The value of this sort of blog is its focus; there is much useful content for anyone interested in construction law, but the real utility occurs when you are either in or considering participating in the North Carolina market.
Her post explaining why you should use a North Carolina lawyer is legitimately self-serving, a message that causes some conflict for me, since her practice is not among several law firms advertising in NCCN. (Nevertheless, I do my best to keep my own commercial considerations out of this blog and competition.)
One thing to keep in mind is that if you practice in multiple states: be sure you are well aware of the rules and regulations concerning your license in each state. Each state does things a little differently, and what may be perfectly acceptable in one state may not be in another state.
For example, I had an out of state professional design firm that was unaware of the supervision requirements of non-professional staff that is required under North Carolina law. Another client had some North Carolina references on its website without an appropriate disclaimer as to who was, and who was not, licensed in North Carolina. In both of those cases, I was able to help the professional firms get out from under the violations with minimal damage, but it cost time, money, and aggravation.
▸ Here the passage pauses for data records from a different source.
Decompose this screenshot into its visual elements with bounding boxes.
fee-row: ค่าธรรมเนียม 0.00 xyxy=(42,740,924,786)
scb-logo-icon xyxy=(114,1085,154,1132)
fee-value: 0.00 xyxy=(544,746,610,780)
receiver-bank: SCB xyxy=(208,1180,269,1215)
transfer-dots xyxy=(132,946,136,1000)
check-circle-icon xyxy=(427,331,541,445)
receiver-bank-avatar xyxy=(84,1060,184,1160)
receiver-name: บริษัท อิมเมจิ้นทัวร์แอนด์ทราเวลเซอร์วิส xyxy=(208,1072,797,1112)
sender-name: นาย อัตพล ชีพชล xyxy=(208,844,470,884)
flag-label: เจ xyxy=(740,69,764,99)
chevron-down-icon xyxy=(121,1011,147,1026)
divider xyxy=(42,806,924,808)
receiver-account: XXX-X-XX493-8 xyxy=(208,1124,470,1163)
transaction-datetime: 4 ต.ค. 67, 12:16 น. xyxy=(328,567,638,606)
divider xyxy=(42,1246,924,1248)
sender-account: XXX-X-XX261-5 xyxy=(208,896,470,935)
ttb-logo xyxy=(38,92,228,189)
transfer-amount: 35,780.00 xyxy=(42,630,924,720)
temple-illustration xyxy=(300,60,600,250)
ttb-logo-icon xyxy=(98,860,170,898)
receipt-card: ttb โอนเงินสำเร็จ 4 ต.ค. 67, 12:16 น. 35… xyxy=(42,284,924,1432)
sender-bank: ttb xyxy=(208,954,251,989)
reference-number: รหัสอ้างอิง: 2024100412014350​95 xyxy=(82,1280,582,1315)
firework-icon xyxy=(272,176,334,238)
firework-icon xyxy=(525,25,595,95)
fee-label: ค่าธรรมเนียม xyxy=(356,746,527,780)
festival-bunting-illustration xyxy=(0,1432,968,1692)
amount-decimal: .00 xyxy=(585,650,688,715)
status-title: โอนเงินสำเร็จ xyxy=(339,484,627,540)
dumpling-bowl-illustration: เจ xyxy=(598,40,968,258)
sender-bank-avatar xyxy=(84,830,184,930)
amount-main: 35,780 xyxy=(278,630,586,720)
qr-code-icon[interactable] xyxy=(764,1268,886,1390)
In another post, however, she takes on an issue that could affect anyone signing a construction contract, regardless of location — the “duty to defend” clause”..
As I told my client, a duty to defend clause is not a good idea for a couple of reasons. First, if you agree to provide a defense, what that means is that you are footing the bill for the Owner if the Owner is sued by another party. Think about that for a minute. You are paying legal fees for someone else’s legal defense. You may or may not be able to direct the litigation or have a say in who is hired. Can you say open check book?
Secondly, and more importantly, the duty to defend is almost never insurable. What that means is that your professional liability carrier will not be footing the bill—your Firm will be doing it. This is not a case of adding the Owner as an additional insured, so do not confuse the two. Agreeing to a duty to defend is an extremely burdensome, and potentially costly, mistake.
What do you do if your owner is insisting on such a clause? Try to get the clause written out of the contract, period. Point out to your owner that it is not covered by your professional errors and omissions policy. That alone is often enough to get owners to agree. You might also contact your insurance carrier/agent to add weight to your statement. They can point to the provisions in the policy that will likely exclude coverage.
If the owner will not strike the provision, then what? Seriously think about whether this is a risk you can afford to take. What type of project is it? Do you know the contractor and other parties—are they reputable and qualified? And most importantly, is the profit to your firm such to justify the potential risk. Usually, the answer to the last question is no.
Overall she writes a great blog, certainly one worth of your consideration and vote.